Milgram's letter described the problem of undisclosed financial conflicts-of-interest among clinical investigators as "rampant," and called on the FDA to more effectively address the problem by adopting rules that require full public disclosure.

Copies of the Attorney General's FDA letter went to Senator Max Baucus, Chairman of the U.S. Senate Committee on Finance, and to Senator Charles E. Grassley, the ranking member of that committee.

In addition, Milgram said her office issued subpoenas today to five major medical device manufacturing companies seeking information about their business practices. She did not disclose the companies' names, but Stryker is also being investigated, according to an SEC document.

Milgram described the Synthes settlement as the first of its kind because of its disclosure provisions, as well as its ban on compensating clinical researchers with company stock. She said the ban runs counter to widespread industry practice--a practice she called unacceptable.

Currently, she said, many clinical investigators stand to profit significantly if the trials in which they are involved are successful. Often, she explained, these financial interests are not disclosed to the public, including the patients participating in clinical trials.

She says ProDisc was developed by a start-up company known as Spine Solutions Inc. A New York investment firm, Viscogliosi Brothers, helped found Spine Solutions and financed the disc's development and research. The Viscogliosi Brothers offered the ProDisc clinical investigators substantial investment opportunities in Spine Solutions, as well as consulting contracts that included gifts of company stock and stock options. Synthes, Inc. bought Spine Solutions in 2003 and failed to fully disclose these conflicts of interest to the FDA, Milgram alleged. For example, she noted, a number of disclosure forms contained in the Synthes submission to FDA were signed and dated, but were otherwise left blank. Other forms indicated that clinical investigators had significant equity interests in the Synthes product they were testing, but offered no details.

Synthes' failure to adequately disclose "should have been obvious from even a cursory review of its FDA submissions," Milgram wrote, yet the FDA "did nothing" and ultimately approved Synthes applications for pre-market approval without delay or further inquiry into the apparent conflicts.

Under terms of the settlement, Synthes, Inc. has agreed to publicly disclose on its Web site any financial relationships with doctors conducting its clinical research trials.

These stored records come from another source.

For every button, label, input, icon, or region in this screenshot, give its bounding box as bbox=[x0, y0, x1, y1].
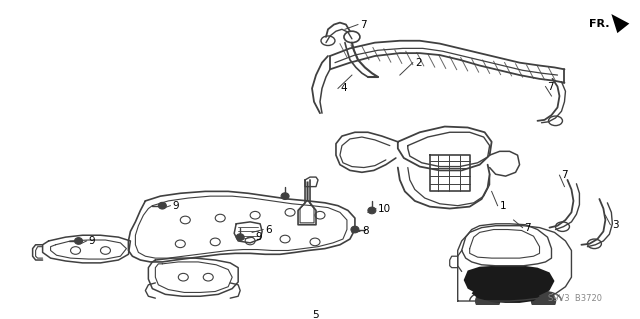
Text: 9: 9 bbox=[88, 236, 95, 246]
Text: 7: 7 bbox=[525, 223, 531, 233]
Polygon shape bbox=[472, 284, 540, 303]
Ellipse shape bbox=[236, 234, 244, 241]
Ellipse shape bbox=[476, 292, 500, 311]
Text: 8: 8 bbox=[362, 226, 369, 236]
Ellipse shape bbox=[532, 292, 556, 311]
Ellipse shape bbox=[368, 207, 376, 214]
Text: 5: 5 bbox=[312, 310, 319, 319]
Text: 3: 3 bbox=[612, 220, 619, 230]
Polygon shape bbox=[611, 14, 629, 33]
Text: 1: 1 bbox=[500, 201, 506, 211]
Ellipse shape bbox=[351, 226, 359, 233]
Ellipse shape bbox=[158, 202, 166, 209]
Polygon shape bbox=[464, 266, 554, 300]
Text: 9: 9 bbox=[255, 232, 262, 242]
Text: 9: 9 bbox=[172, 201, 179, 211]
Text: FR.: FR. bbox=[589, 19, 610, 29]
Text: 4: 4 bbox=[340, 83, 347, 93]
Ellipse shape bbox=[74, 238, 83, 244]
Text: 7: 7 bbox=[360, 19, 367, 30]
Text: 2: 2 bbox=[415, 58, 421, 68]
Text: 7: 7 bbox=[547, 81, 554, 92]
Ellipse shape bbox=[281, 193, 289, 199]
Text: 10: 10 bbox=[378, 204, 391, 213]
Text: S9V3  B3720: S9V3 B3720 bbox=[547, 294, 602, 303]
Text: 6: 6 bbox=[265, 225, 272, 234]
Text: 7: 7 bbox=[561, 170, 568, 180]
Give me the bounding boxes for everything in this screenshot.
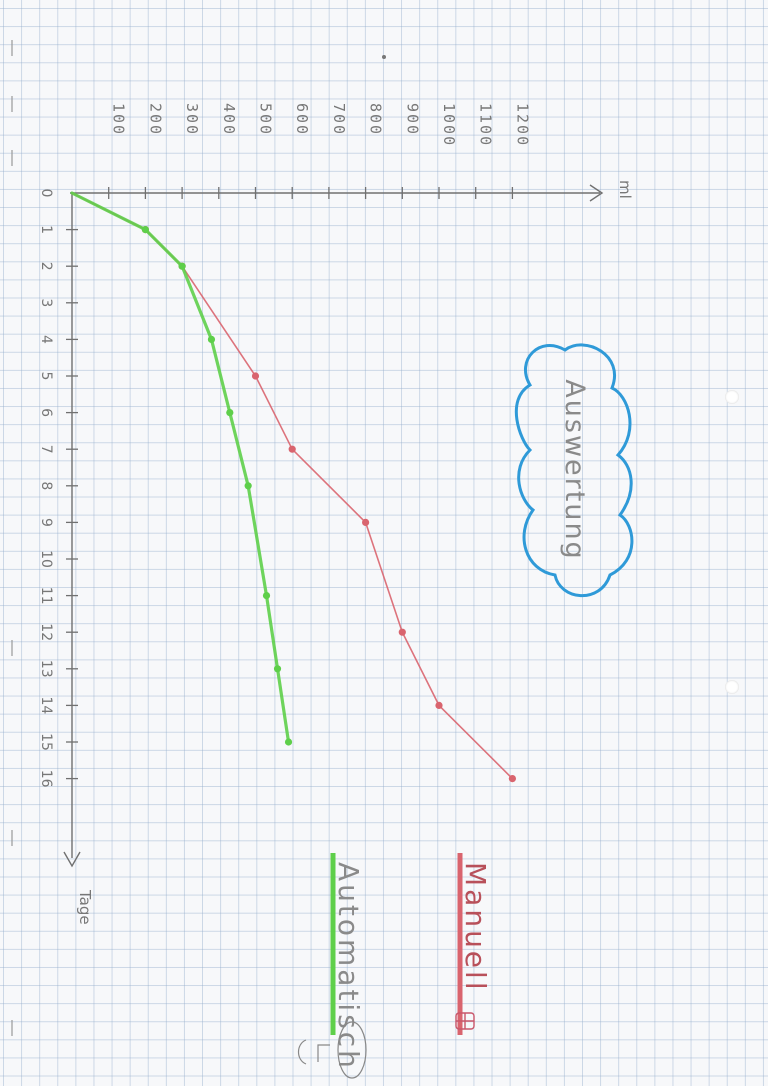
- x-tick-label-15: 15: [38, 733, 54, 751]
- x-tick-label-5: 5: [38, 372, 54, 381]
- legend-label-manuell: Manuell: [459, 862, 492, 993]
- value-ticks: 100 200 300 400 500 600 700 800 900 1000 1100 1200: [108, 103, 531, 199]
- title-cloud: Auswertung: [514, 343, 634, 598]
- y-tick-label-1200: 1200: [513, 103, 531, 147]
- point-manuell-16: [508, 775, 516, 783]
- series-line-manuell: [71, 192, 514, 780]
- y-tick-label-700: 700: [330, 103, 348, 136]
- point-automatisch-15: [284, 738, 293, 746]
- point-automatisch-11: [262, 592, 271, 600]
- point-manuell-12: [398, 628, 406, 636]
- x-tick-label-0: 0: [38, 189, 54, 198]
- y-tick-label-600: 600: [293, 103, 311, 136]
- x-tick-label-6: 6: [38, 408, 54, 417]
- point-automatisch-1: [141, 226, 149, 234]
- pump-sketch-icon: [297, 1021, 367, 1079]
- series-layer: [70, 191, 516, 783]
- x-tick-label-7: 7: [38, 445, 54, 454]
- x-tick-label-13: 13: [38, 660, 54, 678]
- x-tick-label-8: 8: [38, 481, 54, 490]
- x-tick-label-16: 16: [38, 770, 54, 788]
- x-tick-label-4: 4: [38, 335, 54, 344]
- point-automatisch-4: [207, 335, 216, 343]
- binder-hole-middle: [725, 680, 739, 694]
- y-tick-label-200: 200: [146, 103, 164, 136]
- point-automatisch-8: [244, 482, 252, 490]
- y-tick-label-500: 500: [257, 103, 275, 136]
- point-automatisch-6: [226, 409, 234, 417]
- point-manuell-7: [288, 445, 296, 453]
- hand-sketch-icon: [455, 1012, 475, 1030]
- y-tick-label-900: 900: [403, 103, 421, 136]
- point-automatisch-13: [273, 665, 282, 673]
- y-axis-arrow: [63, 851, 81, 868]
- y-tick-label-300: 300: [183, 103, 201, 136]
- x-tick-label-10: 10: [38, 550, 54, 568]
- binder-hole-top: [725, 390, 739, 404]
- y-axis-label: ml: [616, 180, 634, 199]
- y-tick-label-400: 400: [220, 103, 238, 136]
- x-tick-label-9: 9: [38, 518, 54, 527]
- y-tick-label-1100: 1100: [477, 103, 495, 147]
- x-tick-label-14: 14: [38, 696, 54, 714]
- cloud-shape: [514, 343, 634, 598]
- point-manuell-5: [251, 372, 260, 380]
- x-axis-arrow: [589, 184, 604, 202]
- series-line-automatisch: [70, 191, 291, 744]
- x-axis-label: Tage: [76, 889, 94, 925]
- x-tick-label-1: 1: [38, 225, 54, 234]
- legend: Manuell Automatisch: [297, 853, 492, 1079]
- x-tick-label-12: 12: [38, 623, 54, 641]
- x-tick-label-11: 11: [38, 587, 54, 605]
- point-manuell-14: [435, 701, 443, 710]
- y-tick-label-800: 800: [367, 103, 385, 136]
- chart-title: Auswertung: [559, 379, 590, 560]
- axes: [63, 184, 604, 868]
- point-automatisch-2: [178, 262, 186, 270]
- x-tick-label-2: 2: [38, 262, 54, 271]
- y-tick-label-1000: 1000: [440, 103, 458, 147]
- legend-label-automatisch: Automatisch: [332, 862, 365, 1071]
- y-tick-label-100: 100: [110, 103, 128, 136]
- pencil-dot: [382, 55, 386, 59]
- point-manuell-9: [362, 518, 370, 527]
- x-tick-label-3: 3: [38, 298, 54, 307]
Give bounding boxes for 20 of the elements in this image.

The company has also committed to disclosing such financial conflicts-of-interest to the research institutions that serve as clinical trial locations, and to the FDA.

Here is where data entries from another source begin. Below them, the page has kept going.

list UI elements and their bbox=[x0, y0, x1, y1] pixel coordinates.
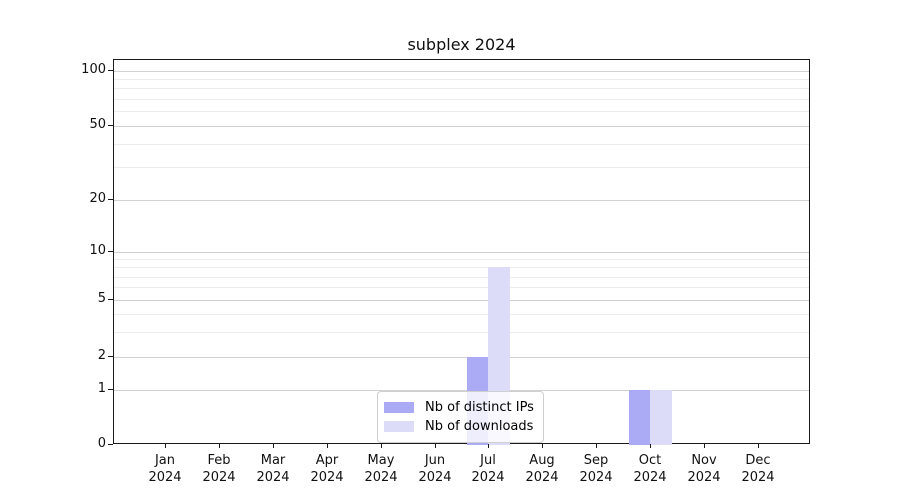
x-tick-label-may: May 2024 bbox=[351, 452, 411, 486]
gridline-major bbox=[114, 200, 809, 201]
gridline-minor bbox=[114, 111, 809, 112]
legend-item: Nb of distinct IPs bbox=[384, 398, 534, 417]
bar-distinct-ips-oct bbox=[628, 390, 651, 445]
gridline-minor bbox=[114, 277, 809, 278]
x-tick-label-jul: Jul 2024 bbox=[458, 452, 518, 486]
y-tick-label: 0 bbox=[97, 436, 106, 451]
x-tick-label-oct: Oct 2024 bbox=[620, 452, 680, 486]
x-tick-label-dec: Dec 2024 bbox=[728, 452, 788, 486]
gridline-minor bbox=[114, 144, 809, 145]
y-tick-mark bbox=[108, 444, 113, 445]
x-tick-mark bbox=[273, 444, 274, 448]
bar-downloads-oct bbox=[650, 390, 672, 445]
y-tick-label: 5 bbox=[97, 291, 106, 306]
x-tick-mark bbox=[165, 444, 166, 448]
y-tick-label: 50 bbox=[89, 117, 106, 132]
x-tick-mark bbox=[650, 444, 651, 448]
y-tick-mark bbox=[108, 356, 113, 357]
gridline-minor bbox=[114, 332, 809, 333]
gridline-major bbox=[114, 252, 809, 253]
x-tick-mark bbox=[381, 444, 382, 448]
gridline-minor bbox=[114, 99, 809, 100]
x-tick-month: Oct bbox=[638, 453, 662, 468]
y-tick-mark bbox=[108, 125, 113, 126]
gridline-minor bbox=[114, 259, 809, 260]
x-tick-mark bbox=[219, 444, 220, 448]
y-tick-label: 20 bbox=[89, 191, 106, 206]
x-tick-mark bbox=[704, 444, 705, 448]
x-tick-year: 2024 bbox=[579, 470, 613, 485]
x-tick-mark bbox=[435, 444, 436, 448]
x-tick-label-jun: Jun 2024 bbox=[405, 452, 465, 486]
x-tick-month: Nov bbox=[691, 453, 717, 468]
x-tick-month: Feb bbox=[207, 453, 231, 468]
x-tick-year: 2024 bbox=[364, 470, 398, 485]
gridline-minor bbox=[114, 287, 809, 288]
x-tick-month: May bbox=[367, 453, 395, 468]
x-tick-year: 2024 bbox=[687, 470, 721, 485]
x-tick-year: 2024 bbox=[148, 470, 182, 485]
x-tick-month: Dec bbox=[745, 453, 771, 468]
x-tick-mark bbox=[542, 444, 543, 448]
x-tick-month: Jun bbox=[424, 453, 446, 468]
gridline-major bbox=[114, 357, 809, 358]
legend-item: Nb of downloads bbox=[384, 417, 534, 436]
x-tick-mark bbox=[758, 444, 759, 448]
x-tick-month: Sep bbox=[583, 453, 609, 468]
gridline-minor bbox=[114, 267, 809, 268]
gridline-minor bbox=[114, 88, 809, 89]
legend-label: Nb of distinct IPs bbox=[425, 400, 534, 415]
y-tick-label: 2 bbox=[97, 348, 106, 363]
x-tick-month: Aug bbox=[529, 453, 555, 468]
y-tick-label: 100 bbox=[81, 62, 106, 77]
x-tick-label-aug: Aug 2024 bbox=[512, 452, 572, 486]
x-tick-year: 2024 bbox=[202, 470, 236, 485]
x-tick-mark bbox=[596, 444, 597, 448]
y-tick-label: 10 bbox=[89, 243, 106, 258]
x-tick-year: 2024 bbox=[525, 470, 559, 485]
gridline-minor bbox=[114, 314, 809, 315]
x-tick-year: 2024 bbox=[633, 470, 667, 485]
x-tick-year: 2024 bbox=[310, 470, 344, 485]
y-tick-label: 1 bbox=[97, 381, 106, 396]
legend-swatch bbox=[384, 402, 414, 413]
y-tick-mark bbox=[108, 251, 113, 252]
x-tick-label-feb: Feb 2024 bbox=[189, 452, 249, 486]
x-tick-year: 2024 bbox=[418, 470, 452, 485]
x-tick-label-nov: Nov 2024 bbox=[674, 452, 734, 486]
gridline-major bbox=[114, 300, 809, 301]
gridline-major bbox=[114, 126, 809, 127]
x-tick-year: 2024 bbox=[471, 470, 505, 485]
legend: Nb of distinct IPs Nb of downloads bbox=[377, 391, 544, 443]
legend-label: Nb of downloads bbox=[425, 419, 534, 434]
gridline-major bbox=[114, 71, 809, 72]
y-tick-mark bbox=[108, 199, 113, 200]
gridline-minor bbox=[114, 167, 809, 168]
y-tick-mark bbox=[108, 299, 113, 300]
x-tick-label-mar: Mar 2024 bbox=[243, 452, 303, 486]
x-tick-mark bbox=[327, 444, 328, 448]
y-tick-mark bbox=[108, 389, 113, 390]
x-tick-year: 2024 bbox=[741, 470, 775, 485]
x-tick-month: Jul bbox=[480, 453, 496, 468]
x-tick-month: Jan bbox=[154, 453, 176, 468]
legend-swatch bbox=[384, 421, 414, 432]
gridline-major bbox=[114, 390, 809, 391]
x-tick-label-apr: Apr 2024 bbox=[297, 452, 357, 486]
gridline-minor bbox=[114, 79, 809, 80]
plot-area bbox=[113, 59, 810, 445]
x-tick-month: Mar bbox=[260, 453, 286, 468]
x-tick-label-jan: Jan 2024 bbox=[135, 452, 195, 486]
x-tick-month: Apr bbox=[315, 453, 339, 468]
y-tick-mark bbox=[108, 70, 113, 71]
x-tick-label-sep: Sep 2024 bbox=[566, 452, 626, 486]
x-tick-year: 2024 bbox=[256, 470, 290, 485]
chart-title: subplex 2024 bbox=[407, 35, 516, 54]
x-tick-mark bbox=[488, 444, 489, 448]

The company has also agreed to:
* Prohibit compensation of clinical investigators tied to the outcome of the clinical trial
* Pay clinical investigators "fair market value compensation" for their clinical trial work, as well any other consulting services they provide to the company
* Collect information on financial interests from clinical investigators
* Create a Financial Interest Information Database that will record all relevant financial interests related to clinical investigators
* Disclose all financial interests of all clinical investigators on the company's Web site
* Provide complete disclosure of financial interests to the FDA and conduct reasonable due diligence to insure that the disclosures are complete and accurate
* Disclose all financial interests directly to health care facilities serving as clinical trial sites
* Provide Financial Interest and Disclosure training to employees.

The Synthes agreement pertains to all ongoing and future clinical trials, except for those conducted outside the U.S. and not intended for use in the marketing of products in this country.

In addition to the other settlement terms, Synthes will pay the state a total of $236,000 as reimbursement for fees and costs related to the investigation.

Also, Stryker Corporation has received a subpoena from the Attorney General of New Jersey and an FDA warning, concerning trials of its maxillofacial implant products, according to an SEC document. The document said other companies are also under investigation.